I didn't feel panic. The feeling was more like the beginning of a consulting project, in which the client has an inspiring vision of the future but no idea how to achieve it. Needing a plan—we had less than half the investment corpus necessary to live the way we wanted to in retirement.

I created a simple plan that focused on three numbers.

  1. How much do we spend each month?
  2. How much do we save each month?
  3. How much do we need in our investment corpus to live in retirement?

These numbers became the focus of our budgeting in January 2019.

We started living on the amount of money we planned to spend in retirement and invested the rest. By 2022, we reached our investment goal—having enough invested to live the way we had been living during this aggressive accumulation and investing phase.
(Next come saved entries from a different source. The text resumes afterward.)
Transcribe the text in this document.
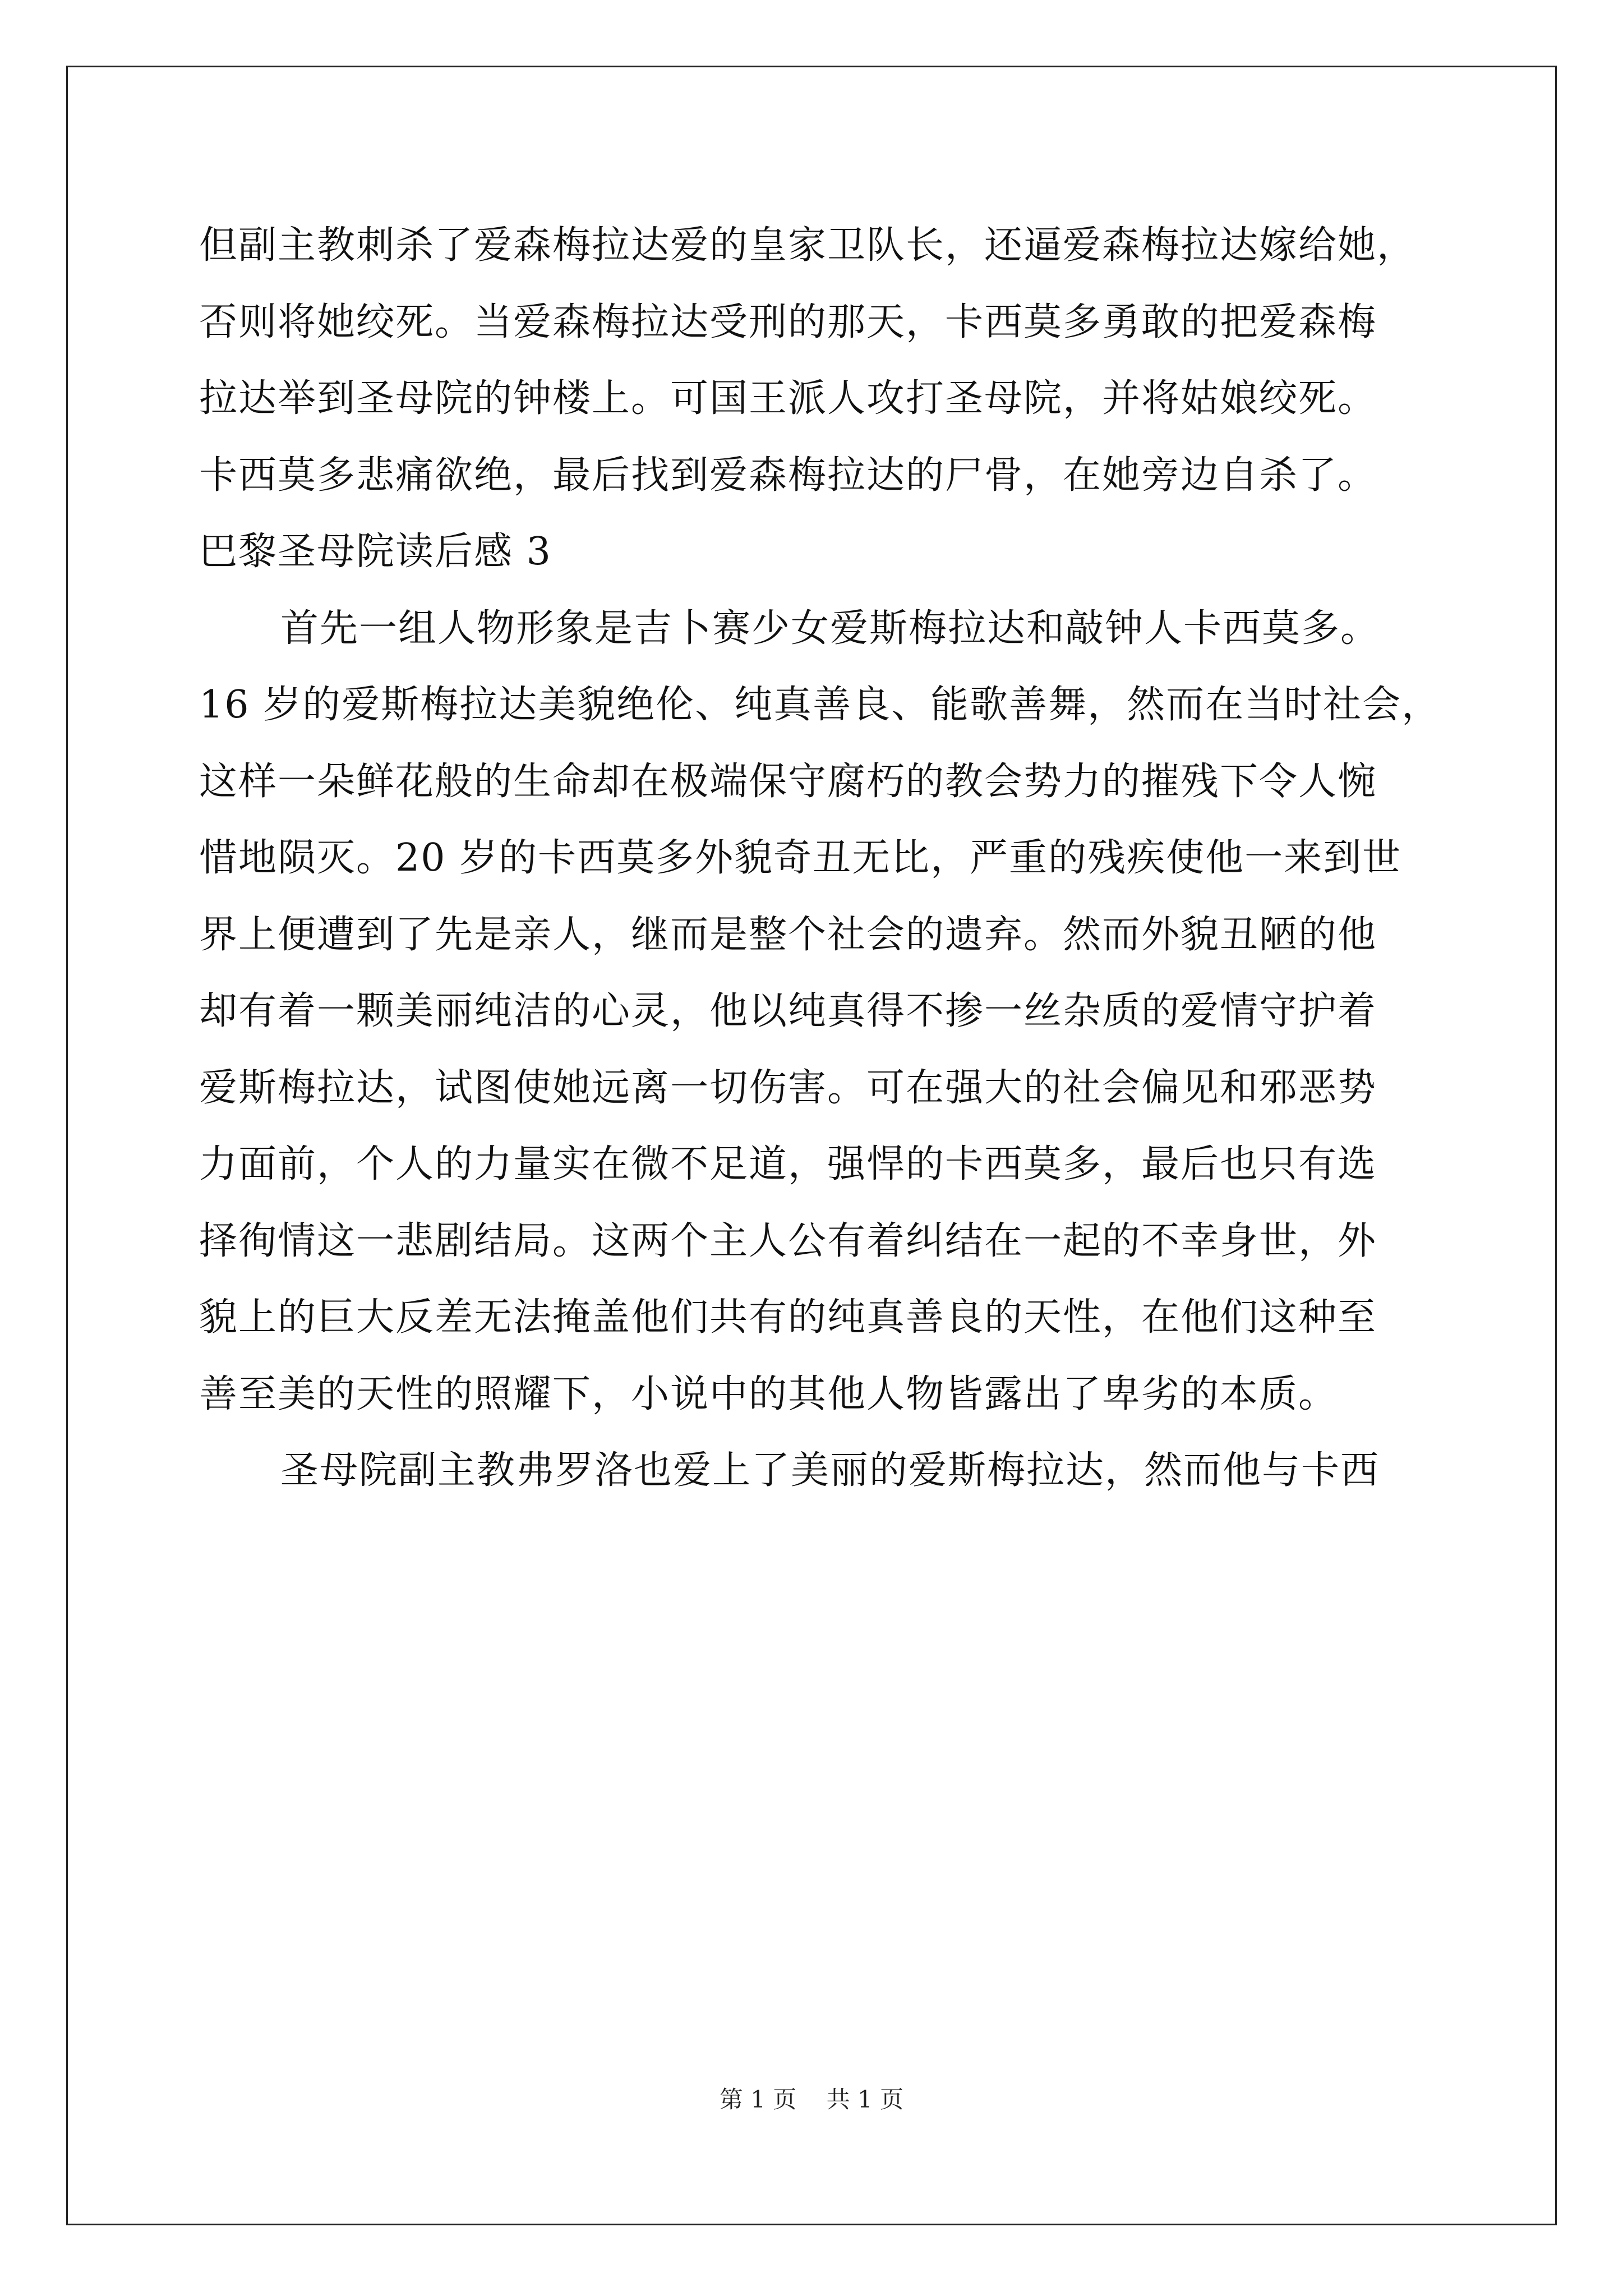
但副主教刺杀了爱森梅拉达爱的皇家卫队长，还逼爱森梅拉达嫁给她，
否则将她绞死。当爱森梅拉达受刑的那天，卡西莫多勇敢的把爱森梅
拉达举到圣母院的钟楼上。可国王派人攻打圣母院，并将姑娘绞死。
卡西莫多悲痛欲绝，最后找到爱森梅拉达的尸骨，在她旁边自杀了。
巴黎圣母院读后感 3
首先一组人物形象是吉卜赛少女爱斯梅拉达和敲钟人卡西莫多。
16 岁的爱斯梅拉达美貌绝伦、纯真善良、能歌善舞，然而在当时社会，
这样一朵鲜花般的生命却在极端保守腐朽的教会势力的摧残下令人惋
惜地陨灭。20 岁的卡西莫多外貌奇丑无比，严重的残疾使他一来到世
界上便遭到了先是亲人，继而是整个社会的遗弃。然而外貌丑陋的他
却有着一颗美丽纯洁的心灵，他以纯真得不掺一丝杂质的爱情守护着
爱斯梅拉达，试图使她远离一切伤害。可在强大的社会偏见和邪恶势
力面前，个人的力量实在微不足道，强悍的卡西莫多，最后也只有选
择徇情这一悲剧结局。这两个主人公有着纠结在一起的不幸身世，外
貌上的巨大反差无法掩盖他们共有的纯真善良的天性，在他们这种至
善至美的天性的照耀下，小说中的其他人物皆露出了卑劣的本质。
圣母院副主教弗罗洛也爱上了美丽的爱斯梅拉达，然而他与卡西
第 1 页    共 1 页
In the subsequent four years, we exceeded our investment goals by 190%. This amount of growth was a pleasant surprise, enabled by disciplined saving and investing.
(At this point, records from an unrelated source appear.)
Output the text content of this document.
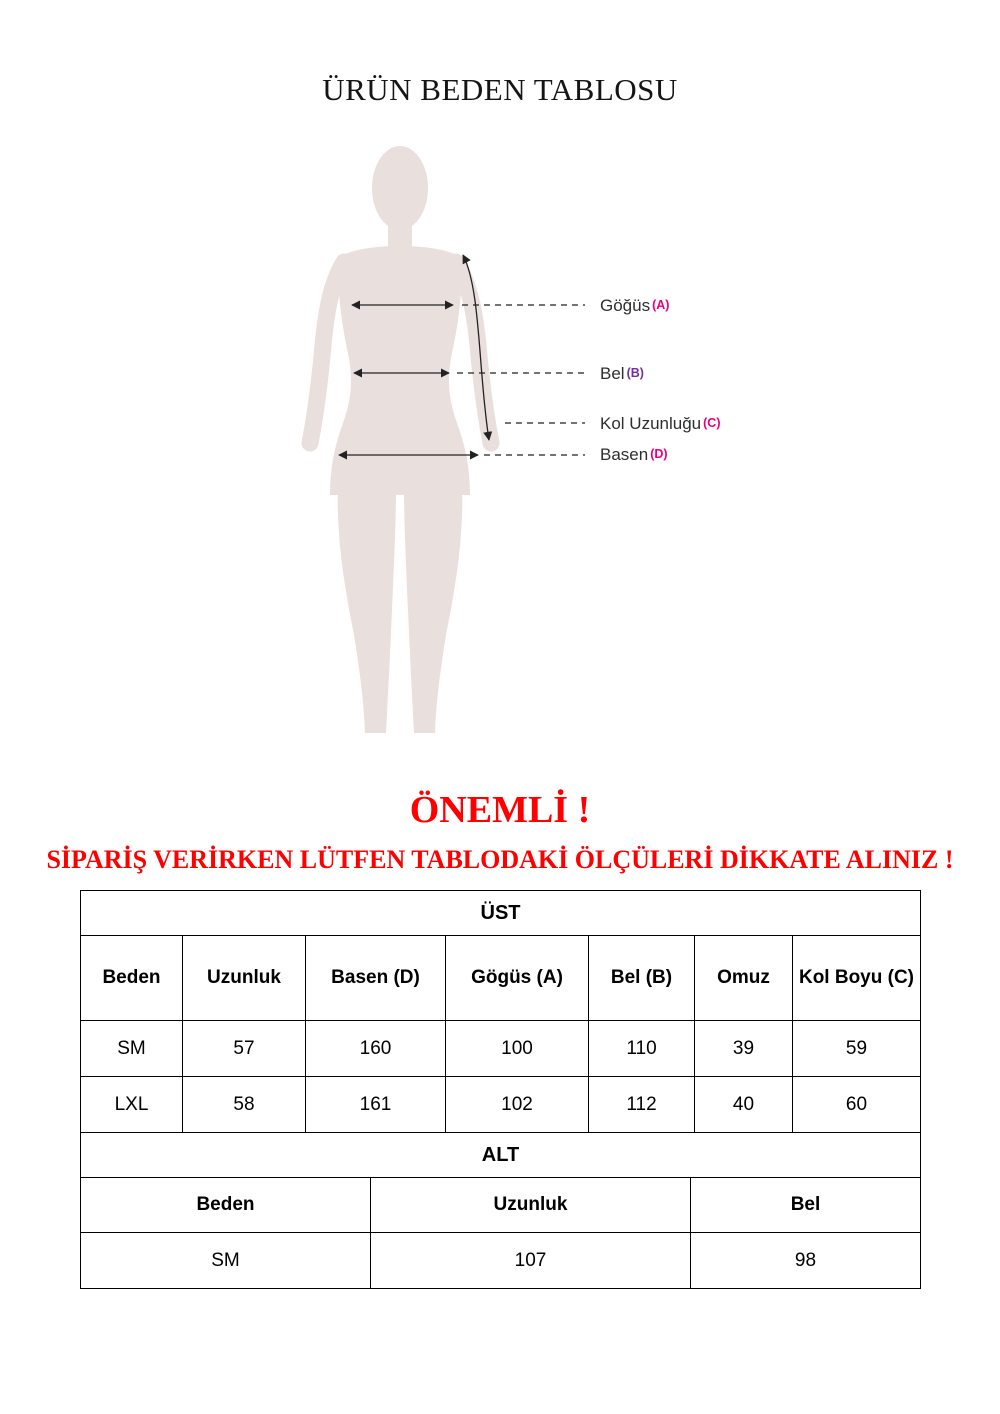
ÜRÜN BEDEN TABLOSU
Göğüs (A)
Bel (B)
Kol Uzunluğu (C)
Basen (D)
ÖNEMLİ !
SİPARİŞ VERİRKEN LÜTFEN TABLODAKİ ÖLÇÜLERİ DİKKATE ALINIZ !
ÜST						
Beden	Uzunluk	Basen (D)	Gögüs (A)	Bel (B)	Omuz	Kol Boyu (C)
SM	57	160	100	110	39	59
LXL	58	161	102	112	40	60
ALT		
Beden	Uzunluk	Bel
SM	107	98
It is liberating to reach the stage where your money makes you as much money every year as your salary at work. We reached that stage in late 2024.

I want to share these learnings by telling stories from my personal experiences, which is why I'm writing a book on personal finance for the next 30 years. What has worked in the past 30 years won't work in the future. I am working on a catchy title, but haven't discovered one that inspires me yet, so my working title is the SEI/Plan. S=monthly saving, E=monthly expenses, I=money invested.

I discovered in my early twenties that writing down specific goals brings what you need to do into clear resolution.

A few ideas I'll flesh out include: why buying a house is a lousy way to build wealth. The biggest challenge we face in wealth building is the federal government's poor fiscal management. How can we hedge our bets for bad outcomes?

The goal is to provide a roadmap specifically for individuals planning their own retirement or seeking to improve their personal financial strategies, written in a way that enables readers to select approaches suitable to their personal circumstances and to disregard those that are not applicable.

I don't know if I'll finish the book in time for publication by the end of 2026. I'm leaning toward self-publishing and building a writing workflow using AI to help with copyediting, proofreading, and fact-checking. I'm motivated by the idea that AI may be able to replace the workflow that book publishers have traditionally performed.

If I'm not satisfied with the results, I'll go the traditional publishing route.

Respectful Social Media Persona

I have left most social media platforms because the discourse is mostly ignorant, snarky, and uninspiring. That's why I'm developing a persona for political commentary that I will co-write using AI. The idea will be to create respectful, factual daily commentary using a combination of personalities based on iconic leaders from US history. I want to remind everyone what the United States was designed to be by the Founding Fathers and why The Constitution should be cherished.

Future Years

I have other ideas for books. None of them will be about data, but I will use data, historical facts, and personal stories to illustrate ideas. I think my list has enough personal projects for year one. If there's something you think I should be doing that I haven't mentioned, let me know.

That's my plan for 2026. I reserve the right to be lazy and not finish everything this year. I'm retired.